Comunque non si stava vicini per tutta la sera, magari ci si allontanava
restando a vista, ma dato che si era in due o in tre bisognava dare anche agli
amici la possibilità di corteggiare qualche ragazza. Nel frattempo se ne poteva
adocchiare qualcun’altra e provare a vedere se ci stava. Perché molto spesso non
si corteggiava per amore ma per passatempo.
Intanto si guardavano le donne affacciate ai balconi, sperando anche di vederne
le gambe, per quel poco che c’era da vedere, andando di moda allora gli abiti
con l’orlo a mezza gamba sotto le ginocchia. Ma per giovani che non vedevano mai
una coscia, se non al cinema o in fotografie di riviste che sembravano fatte
apposta per accendere il desiderio, era già bello poter immaginare che sotto una
gonna c’era il ben di femmina.
Altre occasioni di corteggiamento erano offerte dal ballo, come accennato
altrove. Dato che allora non c’era nemmeno l’uso del saluto con una stretta di
mano, due persone di sesso diverso venivano a contatto solo ballando, e ci si
poteva sfiorare i petti.
Una volta le ragazze uscivano di casa solo nelle festività religiose o per
andare a trovare dei parenti, comunque sempre accompagnate. Per questo allora
c’era più attesa per una festa, che offriva la possibilità di svagarsi un po’ e
di farsi conoscere. Certo, timide com’erano, a volte si vergognavano anche degli
sguardi, che comunque facevano loro piacere e speravano sempre di poterli
attirare.
Il dopoguerra liberalizzò i costumi, ma da noi molto lentamente. Le ragazze
cominciarono ad andare a messa tutte le domeniche, la fede era sincera ma la
devozione era interessata, il fine era il matrimonio. E i giovanotti la domenica
evitavano di andare in campagna, a meno che non fossero obbligati per certi
lavori, come la mietitura e il raccolto. In primavera occorreva provvedere
l’erba per le bestie, ma si sbrigavano al mattino e per l’ora di messa erano
davanti alla chiesa. Davanti, perché a loro non interessava assistere alle
funzioni religiose, avevano solo interesse a vedere le ragazze, perciò non
andavano in chiesa a mescolarsi con le “femminucce”. Entravano solo alla
Matrice, che ha tre navate e, stando i fedeli (quasi tutte donne e qualche
vecchio) seduti nella navata centrale, essi potevano andare su e giù e sostare
in quelle laterali, dalle quali, anziché assistere alla messa, scrutavano le
ragazze. Queste ogni tanto occhieggiavano con pudore, curiose e un po’

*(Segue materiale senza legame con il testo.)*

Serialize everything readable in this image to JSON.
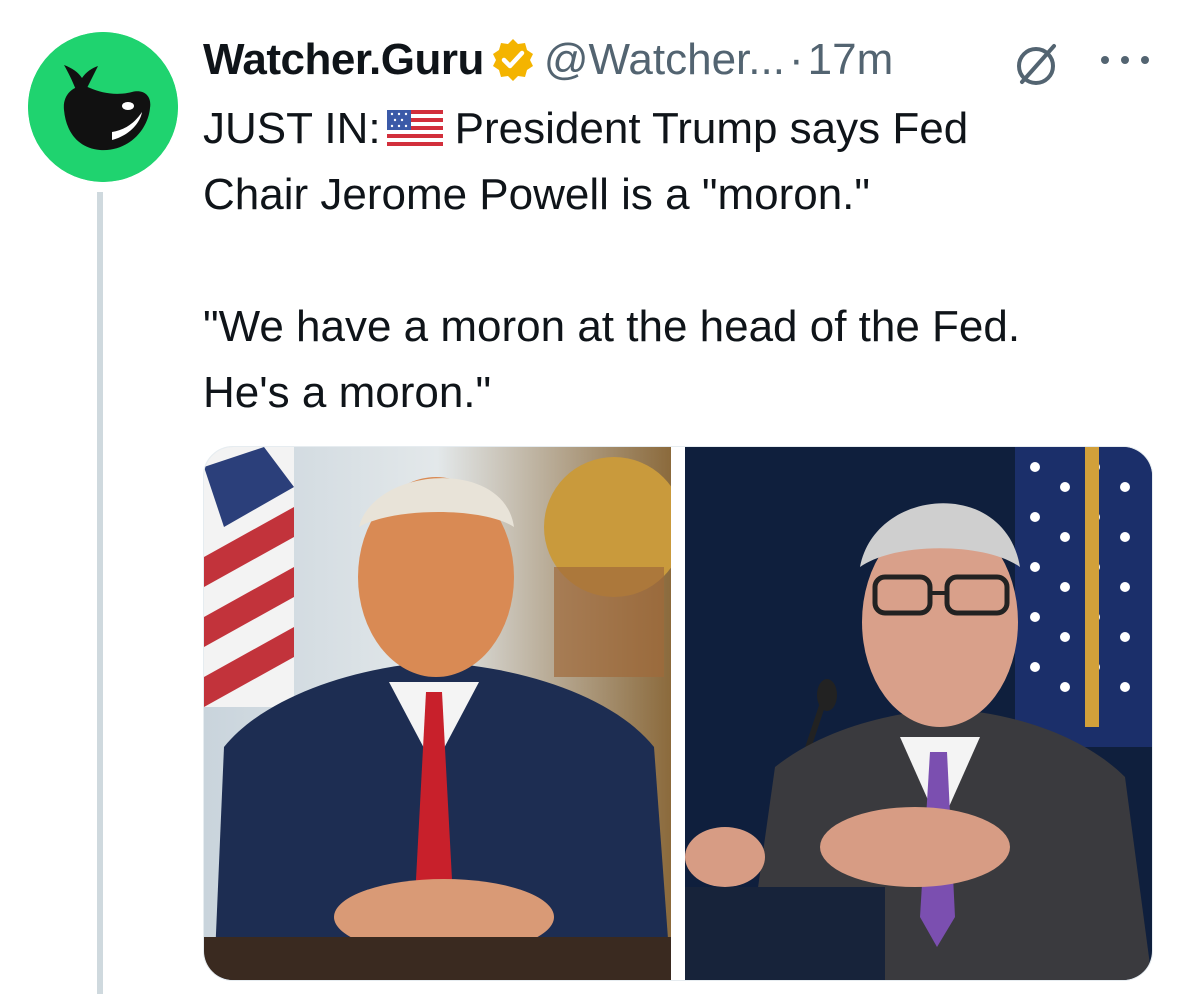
{
  "author": {
    "display_name": "Watcher.Guru",
    "handle": "@Watcher...",
    "separator": "·",
    "timestamp": "17m",
    "verified": true,
    "avatar_icon": "whale-logo-icon",
    "avatar_color": "#1fd36f",
    "badge_color": "#f4b400"
  },
  "tweet": {
    "line1_prefix": "JUST IN:",
    "flag_icon": "us-flag-icon",
    "line1_suffix": "President Trump says Fed",
    "line2": "Chair Jerome Powell is a \"moron.\"",
    "quote_line1": "\"We have a moron at the head of the Fed.",
    "quote_line2": "He's a moron.\""
  },
  "icons": {
    "grok": "grok-icon",
    "more": "more-options-icon"
  },
  "media": {
    "images": [
      {
        "name": "trump-photo",
        "icon": "portrait-photo"
      },
      {
        "name": "powell-photo",
        "icon": "portrait-photo"
      }
    ]
  }
}
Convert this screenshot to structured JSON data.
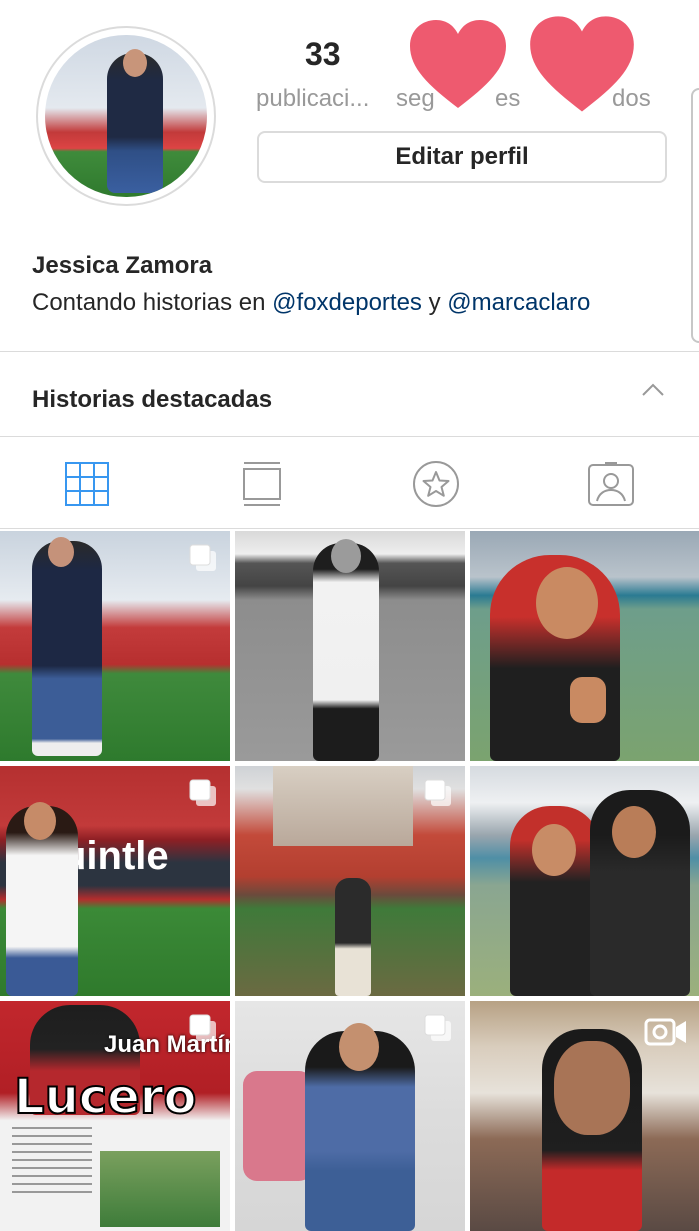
{
  "profile": {
    "posts_count": "33",
    "posts_label": "publicaci...",
    "followers_label_partial": "seg",
    "followers_label_tail": "es",
    "following_label_tail": "dos",
    "edit_button": "Editar perfil",
    "name": "Jessica Zamora",
    "bio_prefix": "Contando historias en ",
    "bio_mention_1": "@foxdeportes",
    "bio_middle": " y ",
    "bio_mention_2": "@marcaclaro"
  },
  "highlights": {
    "title": "Historias destacadas"
  },
  "tabs": [
    {
      "name": "grid-icon",
      "active": true
    },
    {
      "name": "feed-icon",
      "active": false
    },
    {
      "name": "star-icon",
      "active": false
    },
    {
      "name": "tagged-icon",
      "active": false
    }
  ],
  "grid_posts": [
    {
      "type": "carousel"
    },
    {
      "type": "photo"
    },
    {
      "type": "photo"
    },
    {
      "type": "carousel",
      "visible_text": "uintle"
    },
    {
      "type": "carousel"
    },
    {
      "type": "photo"
    },
    {
      "type": "carousel",
      "visible_text_1": "Juan Martín",
      "visible_text_2": "Lucero"
    },
    {
      "type": "carousel"
    },
    {
      "type": "video"
    }
  ],
  "colors": {
    "accent_blue": "#3897f0",
    "mention_blue": "#003569",
    "heart_pink": "#ee5a6f",
    "divider": "#dbdbdb"
  }
}
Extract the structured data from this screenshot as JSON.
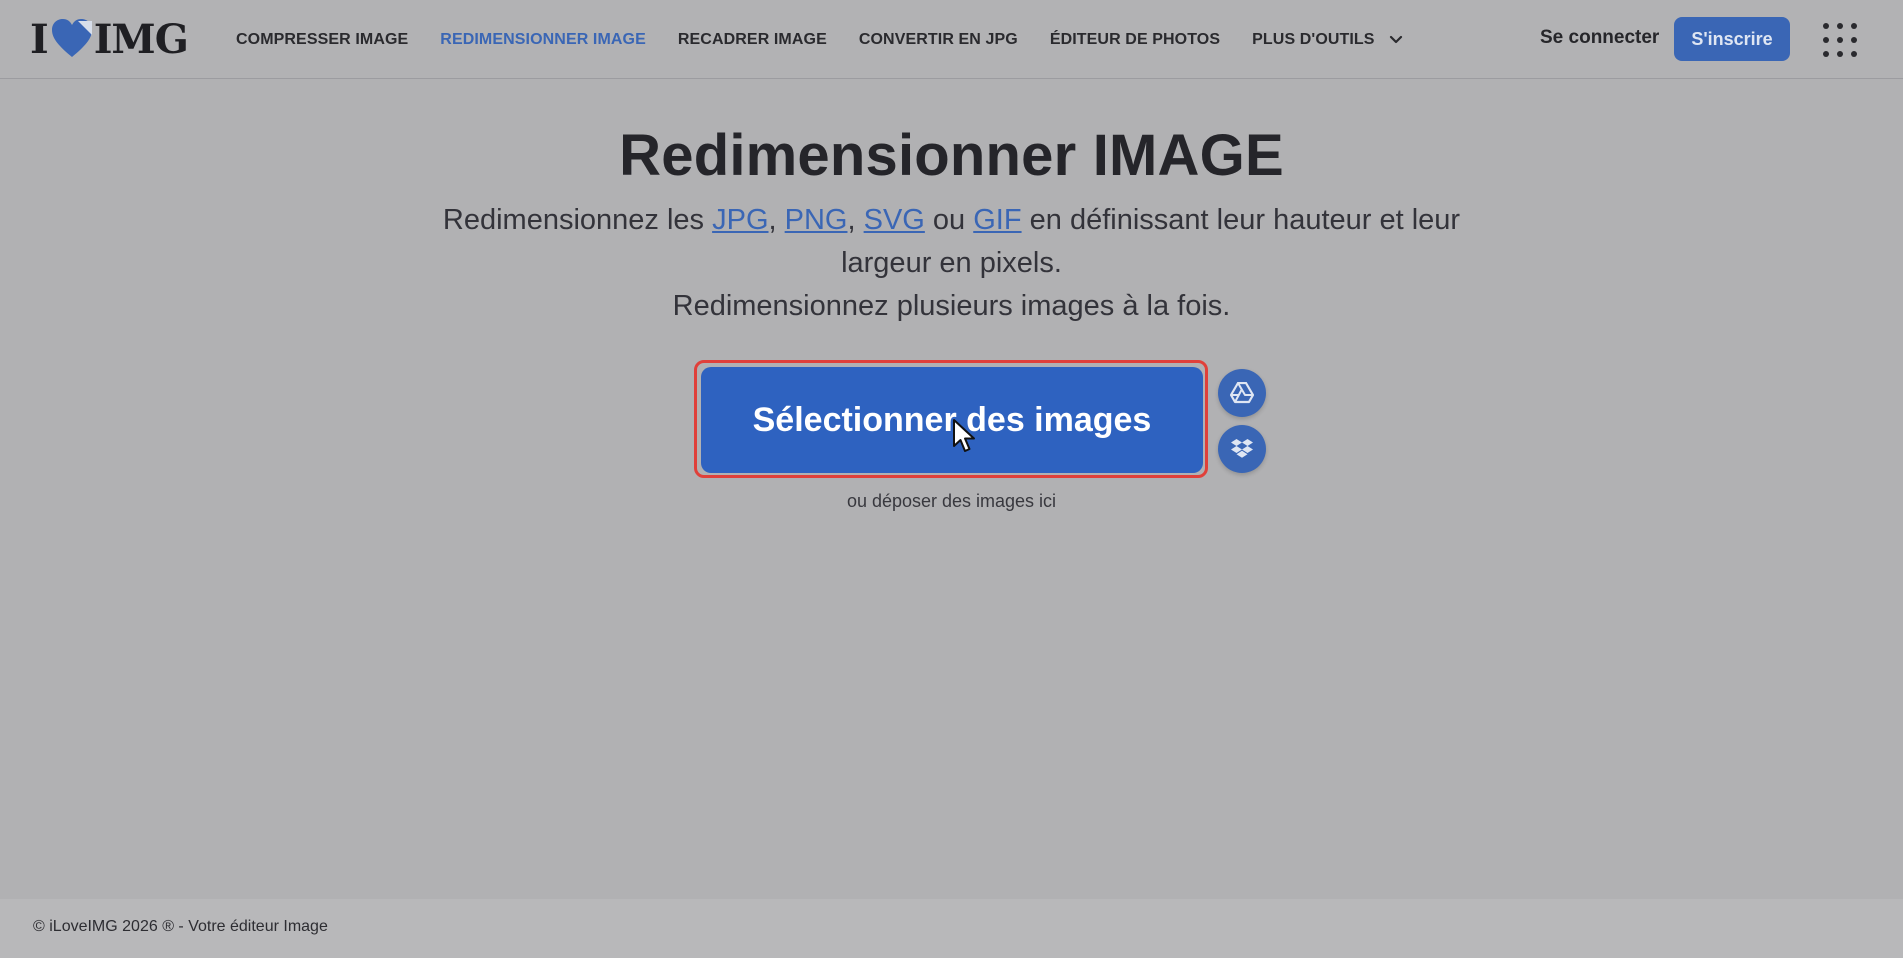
{
  "header": {
    "logo": {
      "left_text": "I",
      "right_text": "IMG",
      "icon": "heart-icon",
      "brand_color": "#3a66b5"
    },
    "nav": [
      {
        "label": "COMPRESSER IMAGE",
        "active": false
      },
      {
        "label": "REDIMENSIONNER IMAGE",
        "active": true
      },
      {
        "label": "RECADRER IMAGE",
        "active": false
      },
      {
        "label": "CONVERTIR EN JPG",
        "active": false
      },
      {
        "label": "ÉDITEUR DE PHOTOS",
        "active": false
      },
      {
        "label": "PLUS D'OUTILS",
        "active": false,
        "icon": "chevron-down-icon"
      }
    ],
    "login_label": "Se connecter",
    "signup_label": "S'inscrire",
    "apps_icon": "grid-icon"
  },
  "main": {
    "title": "Redimensionner IMAGE",
    "subtitle": {
      "prefix": "Redimensionnez les ",
      "formats": [
        "JPG",
        "PNG",
        "SVG",
        "GIF"
      ],
      "sep1": ", ",
      "sep2": ", ",
      "sep3": " ou ",
      "line1_suffix": " en définissant leur hauteur et leur",
      "line2": "largeur en pixels.",
      "line3": "Redimensionnez plusieurs images à la fois."
    },
    "select_button_label": "Sélectionner des images",
    "cloud_buttons": [
      {
        "icon": "google-drive-icon"
      },
      {
        "icon": "dropbox-icon"
      }
    ],
    "drop_hint": "ou déposer des images ici"
  },
  "footer": {
    "text": "© iLoveIMG 2026 ® - Votre éditeur Image"
  },
  "colors": {
    "overlay_background": "#b1b1b3",
    "accent": "#3a66b5",
    "highlight_border": "#e0403a"
  }
}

speranzose, qualche volta illudendosi che fossero per loro sguardi rivolti
invece a un’altra ragazza seduta sulla stessa linea di visione del giovanotto
interessato.
I sacrestani Cosimo e Calogero “Pupa” (questo era il soprannome di famiglia) si
arrabbiavano con quei villani maleducati e irriguardosi, che disturbavano la
funzione religiosa coi loro movimenti, distraendo le ragazze, e li cacciavano
via. Cosimo era particolarmente severo e si faceva ubbidire, ma dopo un poco
l’andirivieni ricominciava, però con una qualche discrezione.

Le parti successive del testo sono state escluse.